ChessUSA.com TalkChess.com
Hosted by Your Move Chess & Games
 
 FAQFAQ   SearchSearch   MemberlistMemberlist   UsergroupsUsergroups   RegisterRegister 
 ProfileProfile   Log in to check your private messagesLog in to check your private messages   Log inLog in 

Two small in-register-lookups
Goto page 1, 2  Next
 
Post new topic       TalkChess.com Forum Index -> Computer Chess Club: Programming and Technical Discussions Threaded
View previous topic :: View next topic  
Author Message
Gerd Isenberg



Joined: 08 Mar 2006
Posts: 1785
Location: Hattingen, Germany

PostPosted: Mon Apr 23, 2007 10:28 pm    Post subject: Two small in-register-lookups Reply to topic Reply with quote

Color of square - assumes 32-bit shift by mod 32.
Is that portable for 32-bit ints?
(otherwise sq&31 or sq&15 is necessary)

Code:
unsigned int colorOfSquare (unsigned int sq) {
   return  (0xAA55AA55 >> sq) & 1;
}


Center-Distance in the 0..3 range as a folded [32]-element lookup of two bits:

Code:
 3 3 3 3 3 3 3 3
 3 2 2 2 2 2 2 3
 3 2 1 1 1 1 2 3
 3 2 1 0 0 1 2 3
 3 2 1 0 0 1 2 3
 3 2 1 1 1 1 2 3
 3 2 2 2 2 2 2 3
 3 3 3 3 3 3 3 3

Code:
unsigned int centerDistance(unsigned int a) {
    const u64 _13 = 0xffffeaabe55be41b;
    a ^= (a - 32) >> 27;
    return  (_13  >> 2*a) & 3;
}

or 32-bit friendly:
Code:
unsigned int centerDistance(unsigned int a) {
    a ^=  (a  -  32)  >> 27;
    return ((-8274523 >> a) & 1)
         | ((  -30842 >> a) & 2);
}

Cheers,
Gerd
Back to top
View user's profile Send private message
J. Wesley Cleveland



Joined: 01 Jul 2006
Posts: 622

PostPosted: Tue Apr 24, 2007 9:08 am    Post subject: Re: Two small in-register-lookups Reply to topic Reply with quote

Gerd Isenberg wrote:
Color of square - assumes 32-bit shift by mod 32.
Is that portable for 32-bit ints?
(otherwise sq&31 or sq&15 is necessary)

Code:
unsigned int colorOfSquare (unsigned int sq) {
   return  (0xAA55AA55 >> sq) & 1;
}


or
Code:
unsigned int colorOfSquare (unsigned int sq) {
   return  ((sq>>3)^ sq) & 1;
}
Back to top
View user's profile Send private message
H.G.Muller



Joined: 10 Mar 2006
Posts: 12765
Location: Amsterdam

PostPosted: Tue Apr 24, 2007 9:51 am    Post subject: Re: Two small in-register-lookups Reply to topic Reply with quote

Why would you want to use in-register lookups?
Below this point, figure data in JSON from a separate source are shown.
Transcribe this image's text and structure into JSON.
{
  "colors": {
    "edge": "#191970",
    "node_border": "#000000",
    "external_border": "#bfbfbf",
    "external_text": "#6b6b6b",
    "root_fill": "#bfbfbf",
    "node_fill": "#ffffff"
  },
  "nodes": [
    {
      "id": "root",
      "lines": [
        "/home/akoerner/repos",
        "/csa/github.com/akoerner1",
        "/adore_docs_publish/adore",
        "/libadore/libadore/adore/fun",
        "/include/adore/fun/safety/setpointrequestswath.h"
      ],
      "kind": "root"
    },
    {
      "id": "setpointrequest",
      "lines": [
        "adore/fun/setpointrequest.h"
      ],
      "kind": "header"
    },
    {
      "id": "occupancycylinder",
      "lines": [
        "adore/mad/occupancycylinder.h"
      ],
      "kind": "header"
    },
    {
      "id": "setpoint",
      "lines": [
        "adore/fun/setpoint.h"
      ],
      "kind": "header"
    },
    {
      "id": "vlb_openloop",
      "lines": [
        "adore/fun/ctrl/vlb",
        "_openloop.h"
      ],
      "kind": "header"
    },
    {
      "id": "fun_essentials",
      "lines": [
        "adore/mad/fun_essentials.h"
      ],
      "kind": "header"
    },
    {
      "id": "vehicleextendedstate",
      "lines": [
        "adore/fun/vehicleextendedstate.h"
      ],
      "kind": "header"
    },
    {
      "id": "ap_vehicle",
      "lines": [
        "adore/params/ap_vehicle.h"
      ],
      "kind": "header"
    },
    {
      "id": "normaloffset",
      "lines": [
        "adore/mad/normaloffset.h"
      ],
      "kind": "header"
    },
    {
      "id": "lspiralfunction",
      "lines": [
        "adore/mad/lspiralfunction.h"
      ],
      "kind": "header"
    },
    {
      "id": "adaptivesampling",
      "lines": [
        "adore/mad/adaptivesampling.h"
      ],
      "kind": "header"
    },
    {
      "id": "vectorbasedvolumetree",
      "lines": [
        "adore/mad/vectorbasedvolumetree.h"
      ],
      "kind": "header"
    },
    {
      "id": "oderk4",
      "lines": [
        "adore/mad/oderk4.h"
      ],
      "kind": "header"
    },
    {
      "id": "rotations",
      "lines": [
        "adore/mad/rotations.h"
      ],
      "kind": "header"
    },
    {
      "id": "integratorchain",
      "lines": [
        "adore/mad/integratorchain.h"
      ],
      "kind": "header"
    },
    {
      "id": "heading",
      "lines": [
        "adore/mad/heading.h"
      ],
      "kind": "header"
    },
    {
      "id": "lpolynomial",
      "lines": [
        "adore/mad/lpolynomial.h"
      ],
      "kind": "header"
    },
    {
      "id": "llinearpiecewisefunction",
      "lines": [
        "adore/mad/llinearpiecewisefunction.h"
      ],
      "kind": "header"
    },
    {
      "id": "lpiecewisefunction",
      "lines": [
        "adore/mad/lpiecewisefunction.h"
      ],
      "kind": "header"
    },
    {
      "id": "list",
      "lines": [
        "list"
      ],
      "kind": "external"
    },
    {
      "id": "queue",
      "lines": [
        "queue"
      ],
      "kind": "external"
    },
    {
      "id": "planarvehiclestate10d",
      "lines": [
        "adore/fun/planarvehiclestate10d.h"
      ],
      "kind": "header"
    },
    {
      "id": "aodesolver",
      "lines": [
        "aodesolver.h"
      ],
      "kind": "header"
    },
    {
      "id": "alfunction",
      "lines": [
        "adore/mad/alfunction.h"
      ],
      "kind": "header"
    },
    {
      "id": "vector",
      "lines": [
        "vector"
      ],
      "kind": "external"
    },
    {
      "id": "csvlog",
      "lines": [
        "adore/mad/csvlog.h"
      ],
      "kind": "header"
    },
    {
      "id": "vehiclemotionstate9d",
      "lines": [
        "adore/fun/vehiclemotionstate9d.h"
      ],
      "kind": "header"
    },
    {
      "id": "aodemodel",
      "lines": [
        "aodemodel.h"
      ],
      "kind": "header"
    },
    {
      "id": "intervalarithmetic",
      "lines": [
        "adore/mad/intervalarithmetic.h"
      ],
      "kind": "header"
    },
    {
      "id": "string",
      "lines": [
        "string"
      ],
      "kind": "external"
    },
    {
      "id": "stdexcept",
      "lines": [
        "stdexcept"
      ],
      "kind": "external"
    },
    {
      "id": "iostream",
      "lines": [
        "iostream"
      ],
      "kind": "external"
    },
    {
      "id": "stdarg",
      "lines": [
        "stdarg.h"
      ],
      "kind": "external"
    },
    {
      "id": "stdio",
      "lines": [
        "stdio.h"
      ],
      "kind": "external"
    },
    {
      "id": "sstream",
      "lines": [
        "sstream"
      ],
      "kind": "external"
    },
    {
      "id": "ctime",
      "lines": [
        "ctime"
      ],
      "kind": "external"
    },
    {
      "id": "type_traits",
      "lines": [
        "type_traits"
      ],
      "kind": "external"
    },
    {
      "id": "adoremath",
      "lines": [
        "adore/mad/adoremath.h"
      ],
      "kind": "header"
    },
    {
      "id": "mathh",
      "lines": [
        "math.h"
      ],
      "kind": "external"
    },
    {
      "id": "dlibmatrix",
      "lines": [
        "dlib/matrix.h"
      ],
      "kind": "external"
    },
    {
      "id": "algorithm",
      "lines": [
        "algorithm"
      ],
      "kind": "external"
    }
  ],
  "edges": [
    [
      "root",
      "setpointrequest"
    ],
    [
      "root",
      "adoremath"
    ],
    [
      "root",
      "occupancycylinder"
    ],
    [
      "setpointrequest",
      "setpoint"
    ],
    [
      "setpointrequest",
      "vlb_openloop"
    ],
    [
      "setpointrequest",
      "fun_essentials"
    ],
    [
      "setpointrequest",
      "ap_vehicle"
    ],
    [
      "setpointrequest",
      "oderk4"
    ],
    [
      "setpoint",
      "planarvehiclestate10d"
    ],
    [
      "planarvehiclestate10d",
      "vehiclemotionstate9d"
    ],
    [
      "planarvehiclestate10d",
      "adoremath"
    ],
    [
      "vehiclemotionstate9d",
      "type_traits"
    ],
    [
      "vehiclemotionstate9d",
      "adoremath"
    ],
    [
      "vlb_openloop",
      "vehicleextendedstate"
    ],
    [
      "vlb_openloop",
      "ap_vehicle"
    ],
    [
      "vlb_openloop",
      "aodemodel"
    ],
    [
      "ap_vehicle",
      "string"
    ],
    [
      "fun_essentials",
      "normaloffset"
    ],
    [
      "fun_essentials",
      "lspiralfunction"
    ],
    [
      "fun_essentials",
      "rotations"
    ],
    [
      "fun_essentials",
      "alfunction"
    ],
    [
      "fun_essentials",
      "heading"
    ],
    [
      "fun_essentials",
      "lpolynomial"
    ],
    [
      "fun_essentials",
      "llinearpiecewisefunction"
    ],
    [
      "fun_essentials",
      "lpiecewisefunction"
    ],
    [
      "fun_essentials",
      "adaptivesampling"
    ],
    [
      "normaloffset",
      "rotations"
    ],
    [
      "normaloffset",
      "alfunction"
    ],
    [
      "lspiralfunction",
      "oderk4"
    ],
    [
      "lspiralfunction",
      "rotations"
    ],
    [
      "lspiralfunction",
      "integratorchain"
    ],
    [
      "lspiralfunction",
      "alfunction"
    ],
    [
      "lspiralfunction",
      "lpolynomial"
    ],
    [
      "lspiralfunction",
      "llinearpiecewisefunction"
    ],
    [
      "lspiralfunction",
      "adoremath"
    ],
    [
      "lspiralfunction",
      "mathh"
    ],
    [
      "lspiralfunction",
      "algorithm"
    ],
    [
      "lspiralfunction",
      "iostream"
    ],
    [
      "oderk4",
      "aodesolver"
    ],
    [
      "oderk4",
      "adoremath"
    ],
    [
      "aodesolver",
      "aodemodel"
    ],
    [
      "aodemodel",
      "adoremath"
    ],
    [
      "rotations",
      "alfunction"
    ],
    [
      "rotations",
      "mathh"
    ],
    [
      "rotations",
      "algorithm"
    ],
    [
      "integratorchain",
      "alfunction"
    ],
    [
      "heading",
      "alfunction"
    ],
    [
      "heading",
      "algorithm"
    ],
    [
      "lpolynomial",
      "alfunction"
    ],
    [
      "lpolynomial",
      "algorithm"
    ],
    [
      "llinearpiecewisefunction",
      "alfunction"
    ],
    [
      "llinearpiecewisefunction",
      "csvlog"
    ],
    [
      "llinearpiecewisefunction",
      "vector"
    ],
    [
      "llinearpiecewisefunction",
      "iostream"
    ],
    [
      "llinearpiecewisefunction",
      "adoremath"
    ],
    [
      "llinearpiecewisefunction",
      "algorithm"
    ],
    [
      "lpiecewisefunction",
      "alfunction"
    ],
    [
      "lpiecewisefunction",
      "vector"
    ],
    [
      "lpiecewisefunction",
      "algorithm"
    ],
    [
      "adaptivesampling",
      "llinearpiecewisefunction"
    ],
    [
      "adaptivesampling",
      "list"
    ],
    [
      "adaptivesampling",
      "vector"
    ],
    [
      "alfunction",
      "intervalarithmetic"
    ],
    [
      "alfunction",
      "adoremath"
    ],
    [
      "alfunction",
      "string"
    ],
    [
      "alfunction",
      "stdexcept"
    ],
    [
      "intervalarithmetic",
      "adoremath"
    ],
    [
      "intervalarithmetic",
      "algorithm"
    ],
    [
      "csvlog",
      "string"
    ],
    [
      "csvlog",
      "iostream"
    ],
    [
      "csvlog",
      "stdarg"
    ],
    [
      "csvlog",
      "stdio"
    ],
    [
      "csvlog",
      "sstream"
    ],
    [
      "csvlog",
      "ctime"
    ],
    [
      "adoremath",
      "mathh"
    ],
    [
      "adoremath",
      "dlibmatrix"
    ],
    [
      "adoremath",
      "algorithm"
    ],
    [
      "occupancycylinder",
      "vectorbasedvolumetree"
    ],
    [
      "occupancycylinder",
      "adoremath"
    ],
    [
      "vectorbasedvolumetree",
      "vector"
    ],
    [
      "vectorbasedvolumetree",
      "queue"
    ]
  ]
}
Fetching such simple things from a memory table should be very competative, if not faster. I noticed that these out-of-order CPUs often perform very poorly if you only use registers, it seems that there is some internal bottleneck on how many registers you can access per clock. Having some of the operands come from memory is usually more successful in keeping the ALUs busy.

On AMD machines load and stores are piggybacked on ALU makro ops, so there is no decoder penalty in using instructions with memory operands. uOp fusion in Intel machines now does the same (Pentium M and Core CPUs), while Pentium IV circumvented decoder limits by using a trace cache.

In addition, shifts are usually a bottleneck, as most CPUs have only one ALU capable of doing shifts, wich can become a bottleneck if your code uses them heavily. So better reserve them for what you really can't do without. (Plus, the i86 machine language requires a variable shift count to be in one specific register, leading to extra register-to-register moves to implement them.)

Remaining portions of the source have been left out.